The Hoose-Gow is a 1929 American short comedy film starring Laurel and Hardy, directed by James Parrott, and produced by Hal Roach.

==Plot==

The Hoose-Gow (1929)

Stan Laurel and Oliver Hardy find themselves embroiled in a comedic misadventure upon their arrival as new inmates at a prison, purportedly implicated in a prohibition raid, an assertion they vehemently deny to a prison officer, claiming mere bystander status.

During their initial encounter with the prison guard, the duo's attempt to communicate with friends beyond the prison wall results in the unexpected appearance of a rope ladder. Seizing the opportunity for escape, their cohorts hastily retreat, leaving Stan and Ollie stranded outside when the guard inadvertently shuts the door on them. Their subsequent return is marked by the indignity of shotgun fire, leaving the seats of their trousers in tatters.

Assigned to outdoor labor, Stan and Ollie find themselves thrust into the peculiar dynamics of prison life, where fellow inmates humorously designate the guard's dinner table as their own. Tasked with felling a tree, their clumsy efforts culminate in a calamitous event as the timber collapses onto the guard's tent, coinciding inconveniently with the arrival of the prison governor.

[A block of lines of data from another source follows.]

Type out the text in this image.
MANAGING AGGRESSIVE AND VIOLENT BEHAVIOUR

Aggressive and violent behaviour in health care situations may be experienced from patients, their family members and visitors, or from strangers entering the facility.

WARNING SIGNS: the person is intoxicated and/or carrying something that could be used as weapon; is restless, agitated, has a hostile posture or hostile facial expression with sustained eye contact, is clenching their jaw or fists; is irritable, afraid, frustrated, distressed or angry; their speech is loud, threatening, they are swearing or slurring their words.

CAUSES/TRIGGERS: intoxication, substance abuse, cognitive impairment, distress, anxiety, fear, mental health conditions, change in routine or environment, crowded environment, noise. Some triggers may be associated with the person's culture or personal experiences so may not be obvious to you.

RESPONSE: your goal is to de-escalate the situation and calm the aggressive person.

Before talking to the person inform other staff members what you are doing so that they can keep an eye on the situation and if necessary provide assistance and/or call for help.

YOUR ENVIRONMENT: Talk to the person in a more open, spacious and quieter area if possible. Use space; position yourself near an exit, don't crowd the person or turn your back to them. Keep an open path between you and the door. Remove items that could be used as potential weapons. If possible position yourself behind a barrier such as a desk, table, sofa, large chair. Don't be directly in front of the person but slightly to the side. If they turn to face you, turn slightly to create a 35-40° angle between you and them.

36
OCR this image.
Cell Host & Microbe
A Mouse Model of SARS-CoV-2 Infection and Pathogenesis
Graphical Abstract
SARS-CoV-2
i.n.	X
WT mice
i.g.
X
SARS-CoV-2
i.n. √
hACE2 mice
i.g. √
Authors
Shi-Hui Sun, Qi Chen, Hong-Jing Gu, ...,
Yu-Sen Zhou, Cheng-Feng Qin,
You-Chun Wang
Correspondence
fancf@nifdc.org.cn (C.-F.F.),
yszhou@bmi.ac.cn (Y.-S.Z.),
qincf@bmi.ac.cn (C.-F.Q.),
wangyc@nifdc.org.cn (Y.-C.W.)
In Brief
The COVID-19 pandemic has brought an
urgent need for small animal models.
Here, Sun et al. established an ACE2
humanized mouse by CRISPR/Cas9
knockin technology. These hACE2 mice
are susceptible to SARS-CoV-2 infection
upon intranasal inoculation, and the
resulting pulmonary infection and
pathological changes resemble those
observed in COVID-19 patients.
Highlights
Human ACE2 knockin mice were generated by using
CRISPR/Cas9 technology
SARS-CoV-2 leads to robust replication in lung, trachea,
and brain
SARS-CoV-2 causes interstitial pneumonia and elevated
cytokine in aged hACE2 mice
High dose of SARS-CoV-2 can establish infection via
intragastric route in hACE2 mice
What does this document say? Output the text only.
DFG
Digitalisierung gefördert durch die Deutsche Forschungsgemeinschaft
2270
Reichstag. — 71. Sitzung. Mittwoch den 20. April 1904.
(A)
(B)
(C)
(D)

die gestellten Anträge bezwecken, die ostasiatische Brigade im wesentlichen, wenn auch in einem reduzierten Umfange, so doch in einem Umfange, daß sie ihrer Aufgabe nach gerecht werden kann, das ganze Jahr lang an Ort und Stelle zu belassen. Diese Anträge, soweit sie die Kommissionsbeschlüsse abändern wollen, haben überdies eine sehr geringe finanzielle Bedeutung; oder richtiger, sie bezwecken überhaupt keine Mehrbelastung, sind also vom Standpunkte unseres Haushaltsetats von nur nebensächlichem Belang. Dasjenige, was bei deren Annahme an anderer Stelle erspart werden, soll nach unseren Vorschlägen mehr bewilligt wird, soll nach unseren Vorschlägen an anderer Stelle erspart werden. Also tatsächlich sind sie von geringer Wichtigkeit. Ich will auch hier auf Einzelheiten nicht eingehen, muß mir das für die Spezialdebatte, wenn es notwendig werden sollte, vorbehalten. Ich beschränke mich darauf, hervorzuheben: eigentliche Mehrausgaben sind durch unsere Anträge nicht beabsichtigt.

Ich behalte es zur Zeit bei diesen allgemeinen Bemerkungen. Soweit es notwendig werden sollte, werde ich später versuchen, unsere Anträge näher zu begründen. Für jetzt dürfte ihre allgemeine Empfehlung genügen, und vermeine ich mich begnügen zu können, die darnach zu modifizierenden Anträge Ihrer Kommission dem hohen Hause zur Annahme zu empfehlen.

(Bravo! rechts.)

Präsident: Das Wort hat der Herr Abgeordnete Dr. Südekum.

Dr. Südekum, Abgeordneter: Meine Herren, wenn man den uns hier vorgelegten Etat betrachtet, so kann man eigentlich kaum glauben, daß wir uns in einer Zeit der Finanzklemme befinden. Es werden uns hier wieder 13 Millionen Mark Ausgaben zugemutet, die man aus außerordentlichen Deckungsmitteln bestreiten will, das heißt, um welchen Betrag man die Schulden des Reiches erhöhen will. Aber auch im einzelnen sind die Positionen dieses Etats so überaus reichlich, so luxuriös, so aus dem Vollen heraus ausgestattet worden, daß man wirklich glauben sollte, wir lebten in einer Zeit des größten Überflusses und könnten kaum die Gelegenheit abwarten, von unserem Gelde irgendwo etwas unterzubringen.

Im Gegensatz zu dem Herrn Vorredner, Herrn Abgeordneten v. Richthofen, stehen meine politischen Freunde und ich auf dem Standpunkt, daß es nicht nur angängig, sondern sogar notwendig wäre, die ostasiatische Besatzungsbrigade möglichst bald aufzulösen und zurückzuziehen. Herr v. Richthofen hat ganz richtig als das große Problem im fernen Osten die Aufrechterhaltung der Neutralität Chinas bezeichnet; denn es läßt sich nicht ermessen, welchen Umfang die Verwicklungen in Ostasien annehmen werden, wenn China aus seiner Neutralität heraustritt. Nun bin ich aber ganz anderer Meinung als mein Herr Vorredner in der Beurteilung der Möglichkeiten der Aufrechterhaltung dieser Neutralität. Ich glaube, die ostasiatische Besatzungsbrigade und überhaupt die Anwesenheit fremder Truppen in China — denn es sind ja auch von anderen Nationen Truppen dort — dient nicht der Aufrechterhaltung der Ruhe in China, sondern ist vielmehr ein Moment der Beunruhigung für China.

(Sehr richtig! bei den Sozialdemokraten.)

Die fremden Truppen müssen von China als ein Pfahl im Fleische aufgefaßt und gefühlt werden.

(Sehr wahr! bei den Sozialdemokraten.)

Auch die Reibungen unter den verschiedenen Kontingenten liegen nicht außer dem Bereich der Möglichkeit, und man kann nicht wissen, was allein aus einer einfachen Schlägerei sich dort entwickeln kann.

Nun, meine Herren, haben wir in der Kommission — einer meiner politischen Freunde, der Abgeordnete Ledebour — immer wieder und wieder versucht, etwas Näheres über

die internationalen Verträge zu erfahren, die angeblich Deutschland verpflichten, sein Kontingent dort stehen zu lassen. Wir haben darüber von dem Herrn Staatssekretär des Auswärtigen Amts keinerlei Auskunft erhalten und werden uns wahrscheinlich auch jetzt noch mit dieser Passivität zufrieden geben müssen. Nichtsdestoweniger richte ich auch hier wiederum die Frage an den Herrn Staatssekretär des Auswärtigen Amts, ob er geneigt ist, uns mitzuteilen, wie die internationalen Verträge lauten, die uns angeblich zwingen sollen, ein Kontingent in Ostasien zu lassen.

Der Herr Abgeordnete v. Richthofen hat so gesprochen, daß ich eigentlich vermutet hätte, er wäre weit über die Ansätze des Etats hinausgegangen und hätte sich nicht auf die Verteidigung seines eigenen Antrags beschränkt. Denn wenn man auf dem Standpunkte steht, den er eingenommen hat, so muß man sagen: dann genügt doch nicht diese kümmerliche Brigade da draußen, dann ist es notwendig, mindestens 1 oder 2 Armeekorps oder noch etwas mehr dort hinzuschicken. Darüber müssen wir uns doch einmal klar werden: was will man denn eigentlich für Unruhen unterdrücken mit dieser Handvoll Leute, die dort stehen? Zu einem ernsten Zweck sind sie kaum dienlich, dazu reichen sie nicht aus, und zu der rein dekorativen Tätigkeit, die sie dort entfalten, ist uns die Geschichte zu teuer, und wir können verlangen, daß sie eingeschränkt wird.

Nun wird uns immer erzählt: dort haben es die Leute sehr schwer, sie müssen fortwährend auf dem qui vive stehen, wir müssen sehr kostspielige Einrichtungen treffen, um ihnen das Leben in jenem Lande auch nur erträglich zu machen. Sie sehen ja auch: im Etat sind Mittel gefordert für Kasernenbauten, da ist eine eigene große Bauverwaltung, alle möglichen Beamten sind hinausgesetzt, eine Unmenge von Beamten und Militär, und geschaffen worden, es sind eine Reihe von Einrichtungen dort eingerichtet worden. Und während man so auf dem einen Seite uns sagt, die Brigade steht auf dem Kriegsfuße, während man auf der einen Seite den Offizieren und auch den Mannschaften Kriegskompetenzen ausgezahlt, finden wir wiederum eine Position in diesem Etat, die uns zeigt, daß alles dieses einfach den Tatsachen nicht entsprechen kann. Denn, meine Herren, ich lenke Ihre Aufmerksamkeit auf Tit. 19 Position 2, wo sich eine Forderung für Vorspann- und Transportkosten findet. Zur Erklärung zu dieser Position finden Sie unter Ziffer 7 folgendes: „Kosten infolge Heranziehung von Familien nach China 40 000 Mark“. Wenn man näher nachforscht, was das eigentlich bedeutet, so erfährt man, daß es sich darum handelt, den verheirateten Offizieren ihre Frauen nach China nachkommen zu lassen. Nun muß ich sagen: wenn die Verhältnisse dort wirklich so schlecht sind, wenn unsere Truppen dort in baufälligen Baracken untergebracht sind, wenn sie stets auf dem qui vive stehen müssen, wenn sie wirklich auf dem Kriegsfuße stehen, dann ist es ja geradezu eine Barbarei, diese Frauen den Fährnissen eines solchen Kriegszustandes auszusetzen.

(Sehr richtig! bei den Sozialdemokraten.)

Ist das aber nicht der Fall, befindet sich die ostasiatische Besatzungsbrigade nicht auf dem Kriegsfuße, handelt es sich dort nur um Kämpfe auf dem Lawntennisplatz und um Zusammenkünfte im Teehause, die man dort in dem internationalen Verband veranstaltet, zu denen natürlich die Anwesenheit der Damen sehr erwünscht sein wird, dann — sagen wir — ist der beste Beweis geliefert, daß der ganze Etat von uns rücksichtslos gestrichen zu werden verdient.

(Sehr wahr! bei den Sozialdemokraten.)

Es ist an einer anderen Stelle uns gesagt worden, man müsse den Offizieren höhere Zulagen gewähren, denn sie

Subsequently reassigned to ditch-digging duty alongside their fellow convicts, the hapless duo's plight worsens when Stan's errant pick-axe inadvertently punctures the radiator of the governor's car, instigating a series of farcical events. In a misguided attempt to rectify the situation, they endeavor to remedy the damage by filling the radiator with dry rice, following the advice of a fellow inmate. However, their makeshift repair yields unexpected consequences as the rice transforms into a chaotic eruption resembling rice pudding, sparking a whimsical rice-throwing melee involving the visiting governor and his entourage.